The problem is that many possible format conflicts in ways that make resolution impossible without cross-referencing with other sources.

Which date is "10/3/5"? Is it March 5th 2010? March 5th 1910? March 10th 1905? March 10th 2005? October 3rd 1905? October 3rd 2005? (or another century entirely, though the 20th and 21st would be most likely). And don't think the "/" vs. "-" as separate is sufficient to tell them apart.

Aand you'll find a lot of other variations - I'm used to writing 10/3-5 for example... But I'm not even consistent, I might write 10/3/5 or 10-3-5, or 5/3/10 / 5-3-10; anywhere I want to be explicit, I would write 2005-03-10 exactly because I'm used to seeing so many ambiguous dates that can't easily be resolved.

What about the value 5.123? Is it a floating point value with "123" after the decimal point, or the integer 5123? The "decimal point" is "," in many countries, and the thousand separator is usually, but not always, "." in countries that use "," as the decimal marker.
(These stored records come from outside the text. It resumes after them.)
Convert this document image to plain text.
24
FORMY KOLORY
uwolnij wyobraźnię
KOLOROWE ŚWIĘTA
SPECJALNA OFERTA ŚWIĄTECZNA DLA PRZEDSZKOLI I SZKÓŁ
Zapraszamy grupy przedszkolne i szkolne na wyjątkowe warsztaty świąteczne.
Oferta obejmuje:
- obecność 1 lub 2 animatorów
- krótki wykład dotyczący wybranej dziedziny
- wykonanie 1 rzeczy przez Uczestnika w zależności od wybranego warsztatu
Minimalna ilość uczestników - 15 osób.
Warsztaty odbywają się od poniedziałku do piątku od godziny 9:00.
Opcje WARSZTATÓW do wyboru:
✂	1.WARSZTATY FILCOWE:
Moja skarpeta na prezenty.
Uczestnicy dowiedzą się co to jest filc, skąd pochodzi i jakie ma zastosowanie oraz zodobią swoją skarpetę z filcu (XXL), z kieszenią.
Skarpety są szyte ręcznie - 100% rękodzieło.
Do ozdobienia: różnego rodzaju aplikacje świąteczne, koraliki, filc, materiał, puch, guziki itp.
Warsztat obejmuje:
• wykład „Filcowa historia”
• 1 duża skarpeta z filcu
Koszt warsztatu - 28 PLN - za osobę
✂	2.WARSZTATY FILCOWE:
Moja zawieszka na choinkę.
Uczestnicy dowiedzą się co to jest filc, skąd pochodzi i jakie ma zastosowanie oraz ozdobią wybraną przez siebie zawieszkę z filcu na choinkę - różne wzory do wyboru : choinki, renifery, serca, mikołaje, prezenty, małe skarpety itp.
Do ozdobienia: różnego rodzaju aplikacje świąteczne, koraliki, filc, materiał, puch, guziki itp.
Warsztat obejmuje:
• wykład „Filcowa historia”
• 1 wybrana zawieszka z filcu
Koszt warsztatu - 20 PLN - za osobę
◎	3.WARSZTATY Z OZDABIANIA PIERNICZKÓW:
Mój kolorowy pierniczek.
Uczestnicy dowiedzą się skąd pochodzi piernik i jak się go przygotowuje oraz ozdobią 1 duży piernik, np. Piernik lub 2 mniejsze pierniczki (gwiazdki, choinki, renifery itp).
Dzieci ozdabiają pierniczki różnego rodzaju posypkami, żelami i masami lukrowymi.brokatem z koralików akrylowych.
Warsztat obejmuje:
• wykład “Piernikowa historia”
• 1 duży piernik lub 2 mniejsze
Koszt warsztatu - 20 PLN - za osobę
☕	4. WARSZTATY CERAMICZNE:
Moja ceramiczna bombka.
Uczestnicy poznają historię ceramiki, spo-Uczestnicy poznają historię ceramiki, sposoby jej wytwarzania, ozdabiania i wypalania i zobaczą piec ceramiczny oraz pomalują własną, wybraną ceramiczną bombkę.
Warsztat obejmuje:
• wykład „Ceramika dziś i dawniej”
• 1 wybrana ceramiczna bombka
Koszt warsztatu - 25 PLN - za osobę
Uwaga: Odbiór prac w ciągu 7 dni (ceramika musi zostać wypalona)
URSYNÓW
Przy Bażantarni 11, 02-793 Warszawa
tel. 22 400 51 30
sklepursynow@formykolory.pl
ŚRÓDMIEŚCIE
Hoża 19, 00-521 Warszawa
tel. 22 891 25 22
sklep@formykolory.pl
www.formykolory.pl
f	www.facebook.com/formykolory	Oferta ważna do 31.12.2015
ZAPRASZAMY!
If you treat things as "just text" you are going to have to potentially deal with dozens of different combinations of decimal points and quantity markers (depending on country, the markers don't all occur only every 3 digits to the left from the decimal marker...)

Interpreting small text fragments is fraught with a near infinite number of obnoxious details like this, and part of the problem is that even few people know most of them and will be unable to quickly resolve ambiguities without cross referencing with other data (or worse: they think they know, or don't even recognize that there is an ambiguity in the first place)

smoyer · on April 4, 2013

Sounds plausible to me ... like how OpenStreetMaps improved (improves?) its map data by letting people import traces from their GPS devices.

http://www.openstreetmap.org/traces

tlarkworthy · on April 4, 2013

See NELL. The never ending language learner.